Every entrepreneur wants to engage their target audience. But do you have the right research method to accomplish that? To ensure your new project will be relevant to your consumer, you should consult a marketing expert specializing in User Research.
What is User Research
User research gives you qualitative feedback on your project during the first stages of development. It gives you the right information about your consumer to empathize with their needs and create a positive user experience.
Common user research methods are focus groups, interviews, and usability studies. With these methods, your marketing agency observes the consumer to get insight into how they think and feel. However, as Osgood Feilding III said in the classic, Some Like It Hot, “Nobody’s perfect!”.
While user research might get you detailed feedback, these methods don’t factor in one thing all humans have in common; the subconscious reflex to be unpredictable and confusing.
Why Common User Research Methods Don’t Work
Focus groups allow researchers to ask open-ended questions about each user’s experience to a group that fits the target market. But, based on social dynamics and a phenomenon called groupthink, a strong speaker within the group could influence others or make them hesitant to share their opinions.
One-on-one interviews could solve this problem and allow users to feel free to share their thoughts and feelings about your project. However, according to Dorthy Leonard, author of Knowledge Creation and Management, people don’t really know what they want.
“We are simply unaware of our own processing of stimuli, and we are therefore unable to accurately inform anyone (including ourselves) about what we really want.” – Dorthy Leonard
So how can users inform researchers what they need and why if they don’t truly know themselves?

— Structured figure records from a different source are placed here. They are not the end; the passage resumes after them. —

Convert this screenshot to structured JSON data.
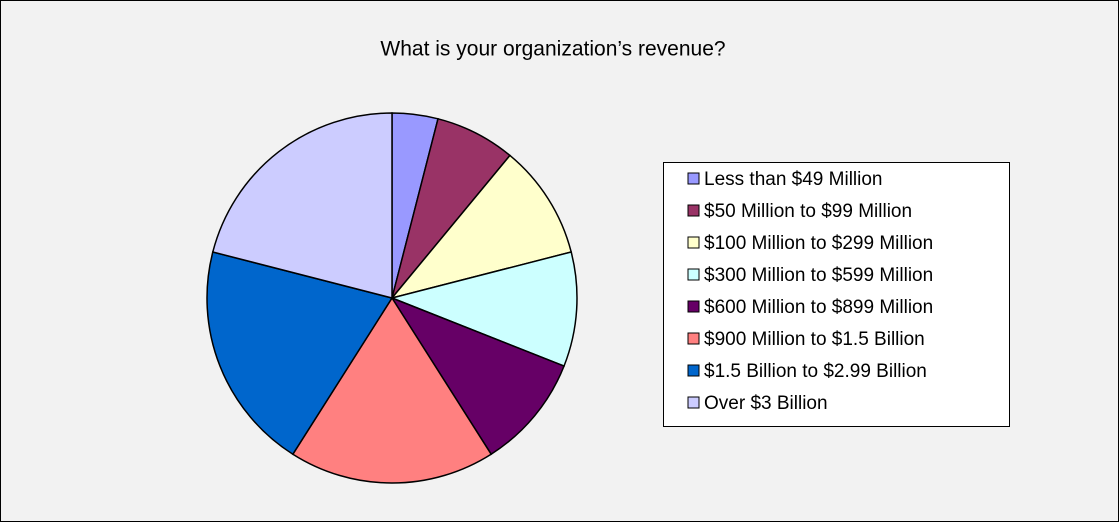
{
  "chart_data": {
    "type": "pie",
    "title": "What is your organization’s revenue?",
    "categories": [
      "Less than $49 Million",
      "$50 Million to $99 Million",
      "$100 Million to $299 Million",
      "$300 Million to $599 Million",
      "$600 Million to $899 Million",
      "$900 Million to $1.5 Billion",
      "$1.5 Billion to $2.99 Billion",
      "Over $3 Billion"
    ],
    "values": [
      4,
      7,
      10,
      10,
      10,
      18,
      20,
      21
    ],
    "colors": [
      "#9999ff",
      "#993366",
      "#ffffcc",
      "#ccffff",
      "#660066",
      "#ff8080",
      "#0066cc",
      "#ccccff"
    ],
    "legend": "right"
  }
}
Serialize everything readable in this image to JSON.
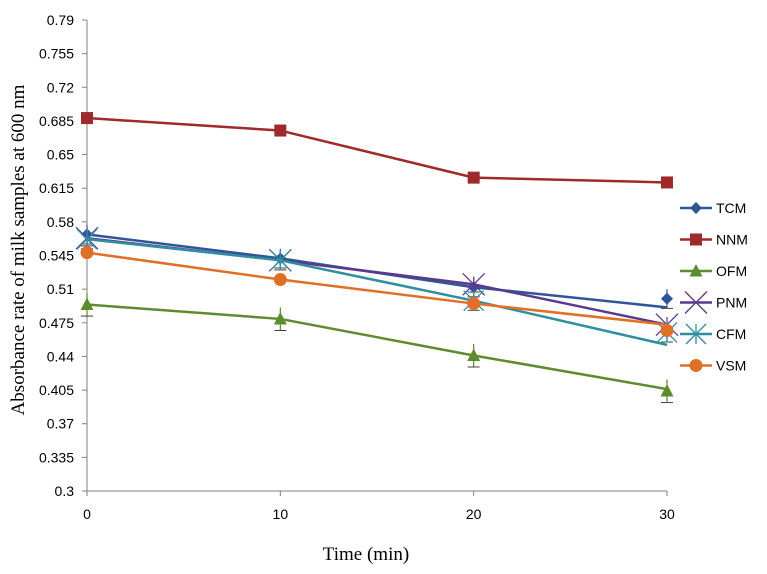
{
  "chart_data": {
    "type": "line",
    "xlabel": "Time (min)",
    "ylabel": "Absorbance rate of milk samples at 600 nm",
    "xlim": [
      0,
      30
    ],
    "ylim": [
      0.3,
      0.79
    ],
    "xticks": [
      "0",
      "10",
      "20",
      "30"
    ],
    "yticks": [
      "0.3",
      "0.335",
      "0.37",
      "0.405",
      "0.44",
      "0.475",
      "0.51",
      "0.545",
      "0.58",
      "0.615",
      "0.65",
      "0.685",
      "0.72",
      "0.755",
      "0.79"
    ],
    "grid": false,
    "legend_position": "right",
    "series": [
      {
        "name": "TCM",
        "color": "#2F5597",
        "marker": "diamond",
        "x": [
          0,
          10,
          20,
          30
        ],
        "y": [
          0.567,
          0.542,
          0.512,
          0.5
        ],
        "end": 0.491,
        "err": 0.01
      },
      {
        "name": "NNM",
        "color": "#9E2A2B",
        "marker": "square",
        "x": [
          0,
          10,
          20,
          30
        ],
        "y": [
          0.688,
          0.675,
          0.626,
          0.621
        ],
        "end": 0.621,
        "err": 0
      },
      {
        "name": "OFM",
        "color": "#5E8B2E",
        "marker": "triangle",
        "x": [
          0,
          10,
          20,
          30
        ],
        "y": [
          0.494,
          0.479,
          0.441,
          0.404
        ],
        "end": 0.406,
        "err": 0.012
      },
      {
        "name": "PNM",
        "color": "#5B3A8C",
        "marker": "x",
        "x": [
          0,
          10,
          20,
          30
        ],
        "y": [
          0.563,
          0.54,
          0.515,
          0.473
        ],
        "end": 0.473,
        "err": 0.008
      },
      {
        "name": "CFM",
        "color": "#2E8FA0",
        "marker": "star",
        "x": [
          0,
          10,
          20,
          30
        ],
        "y": [
          0.562,
          0.54,
          0.498,
          0.465
        ],
        "end": 0.452,
        "err": 0.01
      },
      {
        "name": "VSM",
        "color": "#E07028",
        "marker": "circle",
        "x": [
          0,
          10,
          20,
          30
        ],
        "y": [
          0.548,
          0.52,
          0.495,
          0.467
        ],
        "end": 0.473,
        "err": 0
      }
    ]
  }
}
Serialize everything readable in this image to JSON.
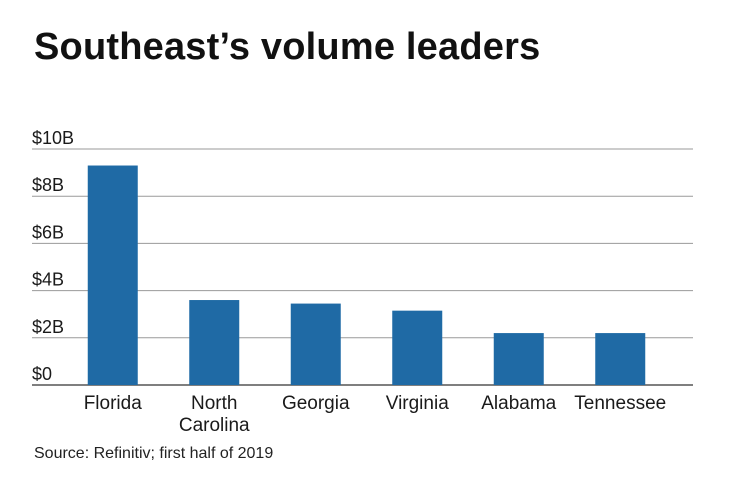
{
  "chart_data": {
    "type": "bar",
    "title": "Southeast’s volume leaders",
    "categories": [
      [
        "Florida"
      ],
      [
        "North",
        "Carolina"
      ],
      [
        "Georgia"
      ],
      [
        "Virginia"
      ],
      [
        "Alabama"
      ],
      [
        "Tennessee"
      ]
    ],
    "values": [
      9.3,
      3.6,
      3.45,
      3.15,
      2.2,
      2.2
    ],
    "unit": "billion USD",
    "ylim": [
      0,
      10
    ],
    "yticks": [
      {
        "value": 0,
        "label": "$0"
      },
      {
        "value": 2,
        "label": "$2B"
      },
      {
        "value": 4,
        "label": "$4B"
      },
      {
        "value": 6,
        "label": "$6B"
      },
      {
        "value": 8,
        "label": "$8B"
      },
      {
        "value": 10,
        "label": "$10B"
      }
    ],
    "xlabel": "",
    "ylabel": "",
    "grid": true,
    "bar_color": "#1f6aa5",
    "source": "Source: Refinitiv; first half of 2019"
  }
}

This is a roadblock many marketing experts have encountered when researching user experience. However, this does not mean entrepreneurs and marketing agencies should settle for mediocre feedback. They simply need to get inside the mind of their consumer.
Getting Inside the Mind of Your Consumers
One way to elevate your user research strategy so that you can get inside your consumer’s mind is to utilize the power of metaphor. Gerald Zaltman, a Harvard Business School professor, developed the Zaltman Metaphor Elicitation Technique (ZMET).
ZMET uses visual and non-visual metaphors provided by the target consumer to represent a thought or a feeling about a word or topic.
“This insight spawned an entirely new field of research: the use of imagery to facilitate deep probing into people’s true thoughts and feelings.”
– Olsonzaltman.com
HOW TO USE THE ZMET
Pretend you are a company that sells self-defense equipment. Your new project is to launch a line of products targeted to women. You want to figure out what women feel that they need when it comes to self-defense.
If you are using the ZMET, you host one-on-one interviews with users from your target market. You ask them to prepare for the interview by collecting images, videos, and audio representing the word “self-defense.”
One woman comes in with an assortment of pictures: one with a gun, one with pepper spray, and one with a taser. Without a word from your user, the images alone suggest she feels the need to have a weapon at her disposal to defend herself.
Another woman brings a picture of hand-to-hand defense and an audio clip of a car alarm. This suggests that she might not be comfortable with a weapon but still wants to know how to protect herself.
After conducting enough interviews, you find these are two prevalent themes that appear in your results. Those themes establish what are called key constructs. Those constructs are the main elements to create a consensus map that solidifies what needs should be met with your new project.
So, based on your user research, you can design a self-defense line that meets both types of needs. One where women benefit from a selection of concealed carry accessories while another would like a key chain that emits a loud alarm.
The Skinny
Using the ZMET gives you the insight to confidently launch your projects because you know what’s on your consumer’s mind. This enables you to confidently provide them with the products that they need. Leverage the expertise of a marketing and advertising agency to implement ZMET into your user research process.